Di tengah sulitnya kondisi perekonomian, manajemen sebuah perusahaan mungkin akan tergoda untuk mengesampingkan masalah keberlanjutan (sustainability). Semua upaya difokuskan agar perusahaan dapat bertahan hidup dalam kondisi pasar dimana permintaan menurun dan biaya keuangan semakin tinggi.
Akan tetapi, justru di saat sulit seperti inilah perusahaan membutuhkan pemikiran yang kreatif dan non-konvensional. Hal ini berarti mencari cara yang belum terpikirkan sebelumnya untuk mengurangi biaya serta memperoleh posisi di pasar yang dapat membedakan perusahaan dari para pesaingnya.
Oleh karena itu, sustainability sebuah perusahaan ‘tidak hanya’ terbatas pada memperhatikan dampak dari operasi perusahaan terhadap lingkungan dan masyarakat. Sustainability adalah sebuah pendekatan terpadu terhadap kinerja perusahaan di bidang lingkungan, sosial dan ekonomi karena ketiga aspek tersebut saling terkait satu sama lain. Berfokus pada salah satu aspek saja tanpa menghiraukan aspek-aspek lainnya sama seperti mengemudi dengan hanya melihat jalan tanpa menghiraukan rambu-rambu jalannya.
Perilaku lama memang sulit diubah, dan agar perusahaan dapat memperluas pandangan mereka akan lingkungan bisnis mereka, kita perlu membuang lima mitos lama mengenai sustainability.
Mitos 1: Sustainability berkaitan dengan masa depan, bisnis berkaitan dengan masa kini
Sustainability harus menjadi bagian integral dari perencanaan jangka pendek dan perancangan strategi jangka panjang sebuah perusahaan. Krisis ekonomi global telah membuat masyarakat menjadi lebih curiga terhadap perusahaan. Perusahaan-perusahaan yang mengabaikan norma-norma sosial akan kehilangan niat baik dari para konsumen, pekerja dan pihak regulator. Dalam sebuah artikel yang baru-baru ini diterbitkan oleh The Economist, secara mengejutkan diungkapkan bahwa krisis yang terjadi baru-baru ini telah membuat konsumen lebih kritis tentang standar-standar sustainability yang diterapkan oleh perusahaan-perusahaan yang menghasilkan produk-produk yang mereka beli.

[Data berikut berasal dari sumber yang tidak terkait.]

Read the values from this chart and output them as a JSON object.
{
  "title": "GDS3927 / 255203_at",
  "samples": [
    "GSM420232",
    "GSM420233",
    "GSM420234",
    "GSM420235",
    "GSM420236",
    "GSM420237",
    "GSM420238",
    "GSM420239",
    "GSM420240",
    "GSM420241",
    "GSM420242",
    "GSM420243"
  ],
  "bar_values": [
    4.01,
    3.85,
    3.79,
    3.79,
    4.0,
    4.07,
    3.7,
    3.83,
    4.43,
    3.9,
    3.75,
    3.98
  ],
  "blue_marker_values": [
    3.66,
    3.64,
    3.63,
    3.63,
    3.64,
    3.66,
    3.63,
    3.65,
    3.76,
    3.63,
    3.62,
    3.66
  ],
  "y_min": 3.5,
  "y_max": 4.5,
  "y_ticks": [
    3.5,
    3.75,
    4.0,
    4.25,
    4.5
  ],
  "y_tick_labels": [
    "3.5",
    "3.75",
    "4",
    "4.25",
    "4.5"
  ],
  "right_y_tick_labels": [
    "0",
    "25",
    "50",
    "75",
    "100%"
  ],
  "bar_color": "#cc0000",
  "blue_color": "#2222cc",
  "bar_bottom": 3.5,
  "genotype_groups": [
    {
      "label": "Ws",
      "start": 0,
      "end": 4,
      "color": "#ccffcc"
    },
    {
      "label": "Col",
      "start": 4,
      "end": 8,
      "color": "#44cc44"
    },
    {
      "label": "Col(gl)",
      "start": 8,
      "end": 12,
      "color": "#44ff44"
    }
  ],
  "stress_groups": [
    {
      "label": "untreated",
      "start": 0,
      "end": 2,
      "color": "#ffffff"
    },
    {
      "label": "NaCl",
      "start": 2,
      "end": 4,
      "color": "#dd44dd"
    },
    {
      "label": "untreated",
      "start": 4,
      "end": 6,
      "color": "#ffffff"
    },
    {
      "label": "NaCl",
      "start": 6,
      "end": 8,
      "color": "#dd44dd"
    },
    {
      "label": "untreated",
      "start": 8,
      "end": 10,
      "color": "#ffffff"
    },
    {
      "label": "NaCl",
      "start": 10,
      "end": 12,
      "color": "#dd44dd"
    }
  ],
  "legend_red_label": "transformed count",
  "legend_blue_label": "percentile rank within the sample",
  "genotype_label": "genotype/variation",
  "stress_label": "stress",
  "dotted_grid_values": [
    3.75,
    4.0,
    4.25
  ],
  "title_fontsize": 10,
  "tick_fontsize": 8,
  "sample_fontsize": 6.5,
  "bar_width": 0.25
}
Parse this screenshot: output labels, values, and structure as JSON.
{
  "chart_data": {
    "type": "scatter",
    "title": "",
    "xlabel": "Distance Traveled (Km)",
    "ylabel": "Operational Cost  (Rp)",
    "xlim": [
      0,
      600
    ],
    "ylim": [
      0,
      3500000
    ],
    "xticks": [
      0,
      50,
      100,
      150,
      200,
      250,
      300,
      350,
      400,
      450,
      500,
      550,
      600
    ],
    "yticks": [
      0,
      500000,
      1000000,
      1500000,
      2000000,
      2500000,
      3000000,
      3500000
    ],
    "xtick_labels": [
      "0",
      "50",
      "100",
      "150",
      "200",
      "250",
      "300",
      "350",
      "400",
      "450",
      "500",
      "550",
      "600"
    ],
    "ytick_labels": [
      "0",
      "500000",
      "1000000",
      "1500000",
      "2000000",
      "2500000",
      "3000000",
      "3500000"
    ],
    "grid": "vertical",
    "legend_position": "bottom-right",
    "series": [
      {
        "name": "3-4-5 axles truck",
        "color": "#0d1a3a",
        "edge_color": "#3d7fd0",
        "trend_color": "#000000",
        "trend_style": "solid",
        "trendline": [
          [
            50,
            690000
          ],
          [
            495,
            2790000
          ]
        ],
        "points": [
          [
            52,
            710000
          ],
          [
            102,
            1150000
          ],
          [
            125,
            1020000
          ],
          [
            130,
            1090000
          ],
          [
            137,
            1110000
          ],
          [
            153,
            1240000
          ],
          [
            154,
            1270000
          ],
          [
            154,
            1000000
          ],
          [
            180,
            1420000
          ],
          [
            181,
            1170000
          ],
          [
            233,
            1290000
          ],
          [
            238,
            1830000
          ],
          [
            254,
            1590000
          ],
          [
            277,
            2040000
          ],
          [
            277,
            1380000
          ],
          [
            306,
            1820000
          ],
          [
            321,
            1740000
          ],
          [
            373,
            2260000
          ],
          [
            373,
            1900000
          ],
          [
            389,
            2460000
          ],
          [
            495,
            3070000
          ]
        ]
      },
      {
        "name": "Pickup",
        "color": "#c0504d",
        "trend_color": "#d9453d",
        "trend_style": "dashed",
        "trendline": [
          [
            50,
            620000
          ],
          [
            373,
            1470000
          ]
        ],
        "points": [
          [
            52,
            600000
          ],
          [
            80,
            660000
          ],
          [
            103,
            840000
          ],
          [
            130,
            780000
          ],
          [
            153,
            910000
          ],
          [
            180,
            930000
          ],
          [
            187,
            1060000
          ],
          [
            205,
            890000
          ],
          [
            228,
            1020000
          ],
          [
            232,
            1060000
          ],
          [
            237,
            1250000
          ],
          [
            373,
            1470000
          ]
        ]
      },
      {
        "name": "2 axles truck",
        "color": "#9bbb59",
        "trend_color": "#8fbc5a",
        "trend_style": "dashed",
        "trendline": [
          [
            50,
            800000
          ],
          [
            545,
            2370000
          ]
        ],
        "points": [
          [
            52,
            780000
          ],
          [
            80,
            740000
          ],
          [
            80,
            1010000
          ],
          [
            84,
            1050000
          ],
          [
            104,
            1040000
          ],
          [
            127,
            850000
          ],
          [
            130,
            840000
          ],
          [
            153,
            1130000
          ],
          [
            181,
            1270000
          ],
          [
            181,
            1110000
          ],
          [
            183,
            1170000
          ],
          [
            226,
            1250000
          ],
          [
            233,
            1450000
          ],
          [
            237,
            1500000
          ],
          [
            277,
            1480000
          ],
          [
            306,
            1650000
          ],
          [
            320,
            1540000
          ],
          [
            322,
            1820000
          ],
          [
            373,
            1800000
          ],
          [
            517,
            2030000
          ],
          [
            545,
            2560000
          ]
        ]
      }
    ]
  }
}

Salah satu contoh dramatis dari perusahaan yang mengabaikan sinyal-sinyal pentingnya masalah sustainability ini adalah tiga manufaktur mobil besar di Amerika. Perusahaan-perusahaan ini merancang mobil berdasarkan asumsi bahwa ada sejumlah besar cadangan minyak bumi dan bahan-bahan mentah yang tersedia dan dapat digunakan. Mereka kehilangan daya saing mereka saat harga bahan bakar melambung tinggi di tahun 2005, sebuah refleksi dari semakin menipisnya cadangan sumber daya alam dunia. Saat krisis terjadi, dalam jangka waktu yang singkat konsumen memilih mobil-mobil yang lebih irit bahan bakar. Para perusahaan manufaktur mobil di Amerika tidak memiliki cukup waktu untuk merespon tren ini dengan rancangan-rancangan mobil yang baru. Perusahaan-perusahaan ini sekarang berada di ambang kebangkrutan, bukan karena krisis ekonomi yang terjadi, melainkan karena mereka gagal menangani masalah sustainability beberapa tahun sebelumnya.
Mitos 2: Upaya untuk Lingkungan dan Masyarakat hanya Membuang-buang Uang Saja
Mengurangi sampah seringkali berarti mengurangi materi juga. Tentunya hal ini membutuhkan pemikiran dan perencanaan tapi pada akhirnya perusahaan dapat mengurangi input materi mereka.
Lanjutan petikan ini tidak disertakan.